Jung Ho Ahn

A RoMe paper accepted at HPCA 2026 (along with three other papers)

Delighted to announce that we have a second paper accepted at HPCA 2026: RoMe.

The Problem
There is a fundamental granularity mismatch in modern AI hardware. While HBM is the de facto standard for AI accelerators, its 32-byte access granularity has remained unchanged for over a decade. In contrast, Large Language Models (LLMs) operate on hidden states and weight matrices that require streaming contiguous blocks ranging from kilobytes to megabytes.
The Solution
We propose RoMe (Row-granularity-access Memory system). RoMe shifts DRAM access to row granularity, effectively eliminating the complex column and bank group structures required for fine-grained access.

By simplifying the interface, we can free up command/address pins and repurpose them to create additional memory channels. The result is a 12.5% increase in bandwidth with minimal hardware overhead. Think of it as a “huge-page only” system for the terabyte-scale memory era.

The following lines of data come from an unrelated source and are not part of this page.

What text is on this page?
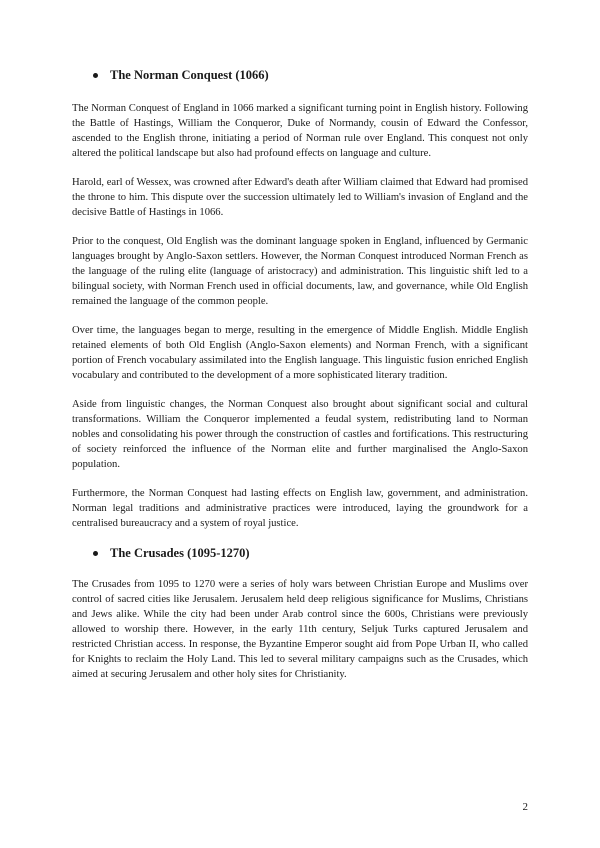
The Norman Conquest (1066)

The Norman Conquest of England in 1066 marked a significant turning point in English history. Following the Battle of Hastings, William the Conqueror, Duke of Normandy, cousin of Edward the Confessor, ascended to the English throne, initiating a period of Norman rule over England. This conquest not only altered the political landscape but also had profound effects on language and culture.

Harold, earl of Wessex, was crowned after Edward's death after William claimed that Edward had promised the throne to him. This dispute over the succession ultimately led to William's invasion of England and the decisive Battle of Hastings in 1066.

Prior to the conquest, Old English was the dominant language spoken in England, influenced by Germanic languages brought by Anglo-Saxon settlers. However, the Norman Conquest introduced Norman French as the language of the ruling elite (language of aristocracy) and administration. This linguistic shift led to a bilingual society, with Norman French used in official documents, law, and governance, while Old English remained the language of the common people.

Over time, the languages began to merge, resulting in the emergence of Middle English. Middle English retained elements of both Old English (Anglo-Saxon elements) and Norman French, with a significant portion of French vocabulary assimilated into the English language. This linguistic fusion enriched English vocabulary and contributed to the development of a more sophisticated literary tradition.

Aside from linguistic changes, the Norman Conquest also brought about significant social and cultural transformations. William the Conqueror implemented a feudal system, redistributing land to Norman nobles and consolidating his power through the construction of castles and fortifications. This restructuring of society reinforced the influence of the Norman elite and further marginalised the Anglo-Saxon population.

Furthermore, the Norman Conquest had lasting effects on English law, government, and administration. Norman legal traditions and administrative practices were introduced, laying the groundwork for a centralised bureaucracy and a system of royal justice.

The Crusades (1095-1270)

The Crusades from 1095 to 1270 were a series of holy wars between Christian Europe and Muslims over control of sacred cities like Jerusalem. Jerusalem held deep religious significance for Muslims, Christians and Jews alike. While the city had been under Arab control since the 600s, Christians were previously allowed to worship there. However, in the early 11th century, Seljuk Turks captured Jerusalem and restricted Christian access. In response, the Byzantine Emperor sought aid from Pope Urban II, who called for Knights to reclaim the Holy Land. This led to several military campaigns such as the Crusades, which aimed at securing Jerusalem and other holy sites for Christianity.

2
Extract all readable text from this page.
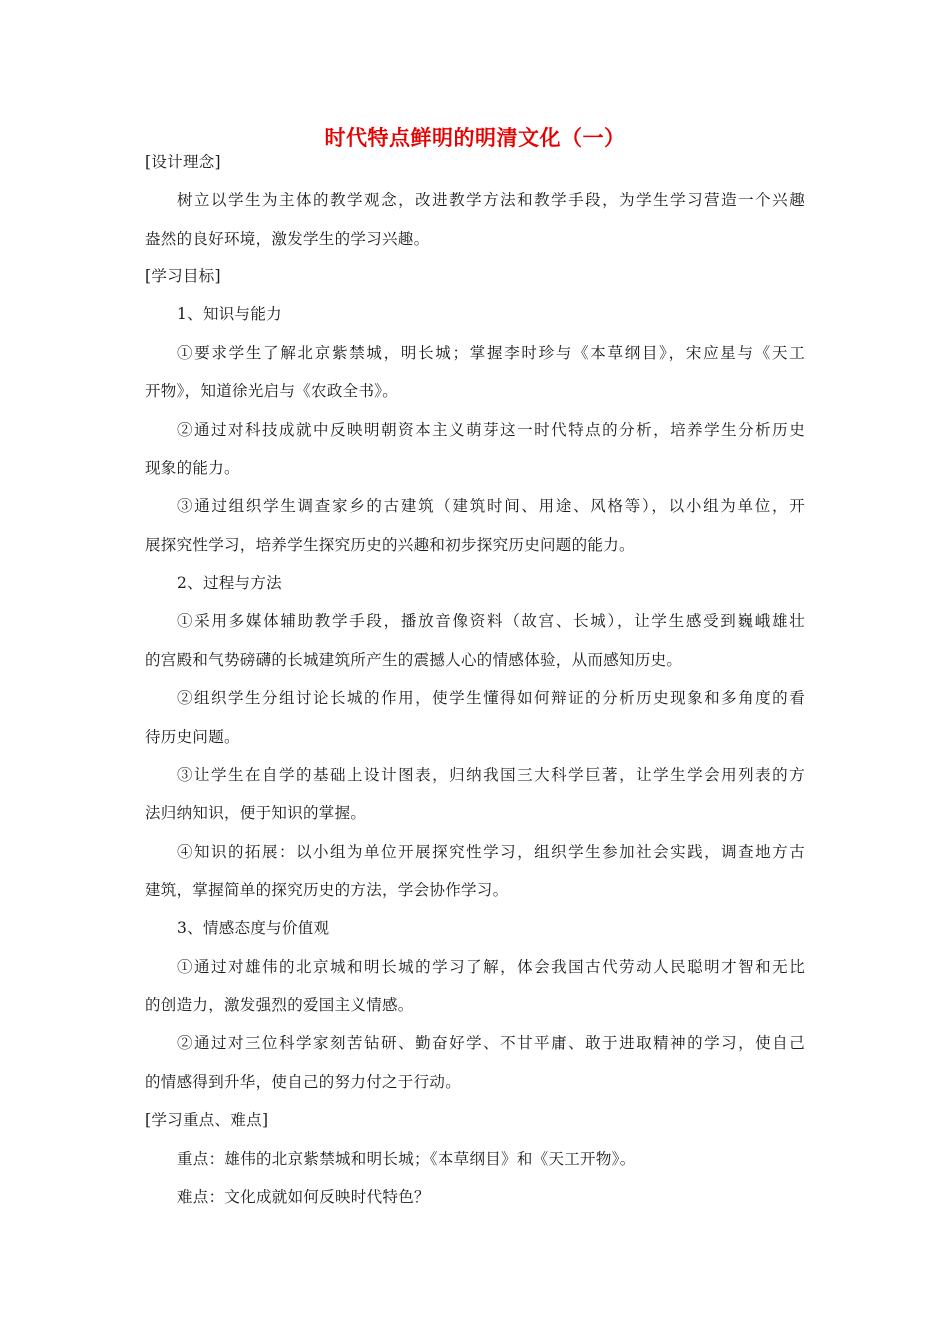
时代特点鲜明的明清文化（一）
[设计理念]
树立以学生为主体的教学观念，改进教学方法和教学手段，为学生学习营造一个兴趣
盎然的良好环境，激发学生的学习兴趣。
[学习目标]
1、知识与能力
①要求学生了解北京紫禁城，明长城；掌握李时珍与《本草纲目》，宋应星与《天工
开物》，知道徐光启与《农政全书》。
②通过对科技成就中反映明朝资本主义萌芽这一时代特点的分析，培养学生分析历史
现象的能力。
③通过组织学生调查家乡的古建筑（建筑时间、用途、风格等），以小组为单位，开
展探究性学习，培养学生探究历史的兴趣和初步探究历史问题的能力。
2、过程与方法
①采用多媒体辅助教学手段，播放音像资料（故宫、长城），让学生感受到巍峨雄壮
的宫殿和气势磅礴的长城建筑所产生的震撼人心的情感体验，从而感知历史。
②组织学生分组讨论长城的作用，使学生懂得如何辩证的分析历史现象和多角度的看
待历史问题。
③让学生在自学的基础上设计图表，归纳我国三大科学巨著，让学生学会用列表的方
法归纳知识，便于知识的掌握。
④知识的拓展：以小组为单位开展探究性学习，组织学生参加社会实践，调查地方古
建筑，掌握简单的探究历史的方法，学会协作学习。
3、情感态度与价值观
①通过对雄伟的北京城和明长城的学习了解，体会我国古代劳动人民聪明才智和无比
的创造力，激发强烈的爱国主义情感。
②通过对三位科学家刻苦钻研、勤奋好学、不甘平庸、敢于进取精神的学习，使自己
的情感得到升华，使自己的努力付之于行动。
[学习重点、难点]
重点：雄伟的北京紫禁城和明长城；《本草纲目》和《天工开物》。
难点：文化成就如何反映时代特色？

Full credit goes to my students: Hwayong Nam, Seungmin Baek, Jumin Kim, and Michael Jaemin Kim.

See you all in Sydney!

RoMe

Title

RoMe: Row Granularity Access Memory System for Large Language Models

Authors

Hwayong Nam, Seungmin Baek, Jumin Kim, Michael Jaemin Kim, and Jung Ho Ahn

Abstract

Modern HBM-based memory systems have evolved over generations while retaining cache line granularity accesses. Preserving this fine granularity necessitated the introduction of bank groups and pseudo channels. These structures expand timing parameters and control overhead, significantly increasing memory controller scheduling complexity. Large language models (LLMs) now dominate deep learning workloads, streaming contiguous data blocks ranging from several kilobytes to megabytes per operation. In a conventional HBM-based memory system, these transfers are fragmented into hundreds of 32B cache line transactions. This forces the memory controller to employ unnecessarily intricate scheduling, leading to growing inefficiency.

To address this problem, we propose RoMe. RoMe accesses DRAM at row granularity and removes columns, bank groups, and pseudo channels from the memory interface. This design simplifies memory scheduling, thereby requiring fewer pins per channel. The freed pins are aggregated to form additional channels, increasing overall bandwidth by 12.5% with minimal extra pins. RoMe demonstrates how memory scheduling logic can be significantly simplified for representative LLM workloads, and presents an alternative approach for next-generation HBM-based memory systems achieving increased bandwidth with minimal hardware overhead.